Catholic Church booming in Dalton as thousands attend St. Joseph’s and its two new missions
Father Paul Williams leads Wednesday Mass at the Saint Joseph's Catholic Church in Dalton.
Photo by John Rawlston.
- Seen Wednesday on North Hamilton Street in downtown Dalton, the Capilla Inspiracion, a satellite of the Saint Joseph's Catholic Church, offers services in this former funeral home building.Photo by John Rawlston.
BY THE NUMBERS
• Number of Catholics in Dalton: 17,459• Percentage of Dalton residents who are Hispanic: 48 percent
• Weekend church attendance for St. Joseph’s Catholic Church in Dalton: 5,000 to 7,000
• Church attendance at St. Toribio Romo in Chatsworth, Ga.: 900
• Attendance at Capilla Inspiracion, a Guatemalan mission in downtown Dalton: 200
• U.S. Catholic Church membership in 2011: 68.5 million.
• Southern Baptist Convention in 2011: 16.1 million.
Sources: Association of Religion Data Archives, U.S. Census, St. Joseph’s Catholic Church, National Council of Churches
Then Dalton’s St. Joseph’s Catholic Church bought the 22,000-square-foot building on U.S. Highway 76 in 2012 to establish a mission in Murray County, which had no Catholic church.
“It had 600 people the very first day, which kind of got me in trouble with the fire marshal,” said the Rev. Paul Williams, the pastor who leads St. Joseph’s. “It’s full every Sunday.”
When it came time to name the mission, the mostly Spanish-speaking parishioners picked the patron saint of Mexican immigrants, St. Toribio Romo González. He was a priest killed in 1928 when Catholics were being persecuted in Mexico. His spirit still is said to guide the impoverished across the border.
“It was almost unanimous: St. Toribio Romo,” Williams said.
The former dealership features what’s jokingly referred to as “Chevy Jesus,” a statue of Jesus placed upon a large Chevrolet emblem in the floor, said Williams, a self-described “car guy” who drag races a 900-horsepower Chevy Camaro as a hobby.

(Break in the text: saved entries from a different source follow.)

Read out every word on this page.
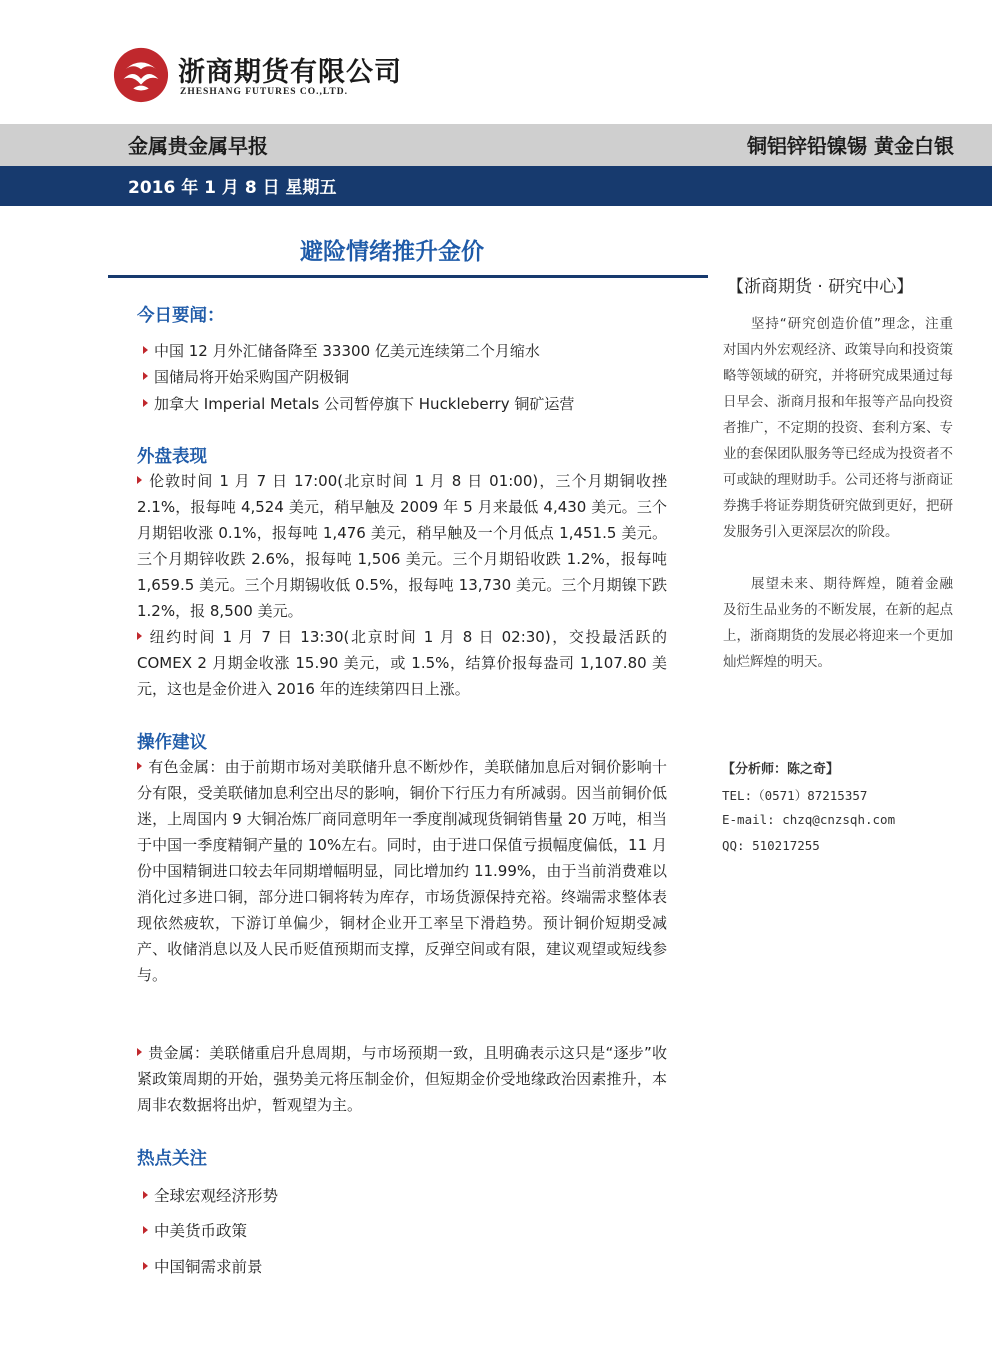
浙商期货有限公司
ZHESHANG FUTURES CO.,LTD.
金属贵金属早报	铜铝锌铅镍锡 黄金白银
2016 年 1 月 8 日 星期五
避险情绪推升金价
今日要闻：
中国 12 月外汇储备降至 33300 亿美元连续第二个月缩水
国储局将开始采购国产阴极铜
加拿大 Imperial Metals 公司暂停旗下 Huckleberry 铜矿运营
外盘表现
伦敦时间 1 月 7 日 17:00(北京时间 1 月 8 日 01:00)，三个月期铜收挫 2.1%，报每吨 4,524 美元，稍早触及 2009 年 5 月来最低 4,430 美元。三个月期铝收涨 0.1%，报每吨 1,476 美元，稍早触及一个月低点 1,451.5 美元。三个月期锌收跌 2.6%，报每吨 1,506 美元。三个月期铅收跌 1.2%，报每吨 1,659.5 美元。三个月期锡收低 0.5%，报每吨 13,730 美元。三个月期镍下跌 1.2%，报 8,500 美元。
纽约时间 1 月 7 日 13:30(北京时间 1 月 8 日 02:30)，交投最活跃的 COMEX 2 月期金收涨 15.90 美元，或 1.5%，结算价报每盎司 1,107.80 美元，这也是金价进入 2016 年的连续第四日上涨。
操作建议
有色金属：由于前期市场对美联储升息不断炒作，美联储加息后对铜价影响十分有限，受美联储加息利空出尽的影响，铜价下行压力有所减弱。因当前铜价低迷，上周国内 9 大铜冶炼厂商同意明年一季度削减现货铜销售量 20 万吨，相当于中国一季度精铜产量的 10%左右。同时，由于进口保值亏损幅度偏低，11 月份中国精铜进口较去年同期增幅明显，同比增加约 11.99%，由于当前消费难以消化过多进口铜，部分进口铜将转为库存，市场货源保持充裕。终端需求整体表现依然疲软，下游订单偏少，铜材企业开工率呈下滑趋势。预计铜价短期受减产、收储消息以及人民币贬值预期而支撑，反弹空间或有限，建议观望或短线参与。
贵金属：美联储重启升息周期，与市场预期一致，且明确表示这只是“逐步”收紧政策周期的开始，强势美元将压制金价，但短期金价受地缘政治因素推升，本周非农数据将出炉，暂观望为主。
热点关注
全球宏观经济形势
中美货币政策
中国铜需求前景
【浙商期货 · 研究中心】
坚持“研究创造价值”理念，注重对国内外宏观经济、政策导向和投资策略等领域的研究，并将研究成果通过每日早会、浙商月报和年报等产品向投资者推广，不定期的投资、套利方案、专业的套保团队服务等已经成为投资者不可或缺的理财助手。公司还将与浙商证券携手将证券期货研究做到更好，把研发服务引入更深层次的阶段。
展望未来、期待辉煌，随着金融及衍生品业务的不断发展，在新的起点上，浙商期货的发展必将迎来一个更加灿烂辉煌的明天。
【分析师：陈之奇】
TEL:（0571）87215357
E-mail: chzq@cnzsqh.com
QQ: 510217255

While older mainline churches in the Bible Belt have seen their attendance fall, the Catholic church continues to grow in Georgia. Its pews are now mainly filled by Hispanics, Williams said, both newcomers to the United States and families who have been here for two or three generations.
“The Catholic Church is booming — especially in Georgia,” said Williams. “There are more Hispanic than English-speaker [Catholics] in Georgia.”
Georgia has more than 1 million Catholics now, he said, compared to less than 500,000 about 20 years ago.
Williams has seen the growth first-hand.
St. Joseph’s has between 5,000 and 7,000 people come every weekend to the five Spanish and two English Masses held at its campus built in 2000 in a leafy, upscale Dalton neighborhood.
“Every day, there’s something going on in this church,” said Miguel Trivino, 37, a corporate safety manager for Shaw Industries who attended a noon weekday Mass last week.
“The Hispanic community here in Dalton, it’s a growing community,” said Trivino, who followed all that was said and sung during Mass using an app on his smart phone.
A third priest is due to start working soon alongside Williams and Padre Duvan Gonzales. All three priests speak Spanish and English.
Last year, St. Joseph’s converted an old funeral home in downtown Dalton into a mission that serves some 200 Guatemalans who have trouble traveling to the main church.
Williams said St. Joseph’s is trying to be a church that goes to where the people are. That’s been a theme of Pope Francis, he said. Every time the church does so, it gains new members, Williams said. It’s not siphoning worshipers from its main campus.
“We’re not robbing Peter to pay Paul,” he said.
Williams wants to focus on the church’s youth. He has architectural drawings displayed in his office for two additional buildings for classrooms and youth services at St. Joseph’s main campus. He hopes to get construction started in 2015.
“The church is open and welcome to children,” Williams said, including the very youngest. “You come to Mass, and guess what? There’s children crying.”
Williams, who studied computer science at Georgia Tech and worked in the fighter jet program at General Dynamics before entering the priesthood, said many of St. Joseph’s youths have their sights on college, including prestigious institutions such as the University of Georgia and Harvard.
“I’d like to see Northwest Georgia expand its opportunities,” Williams said. “What’s going to attract them to come back to Dalton? They don’t need to take their parents’ jobs in the factory.”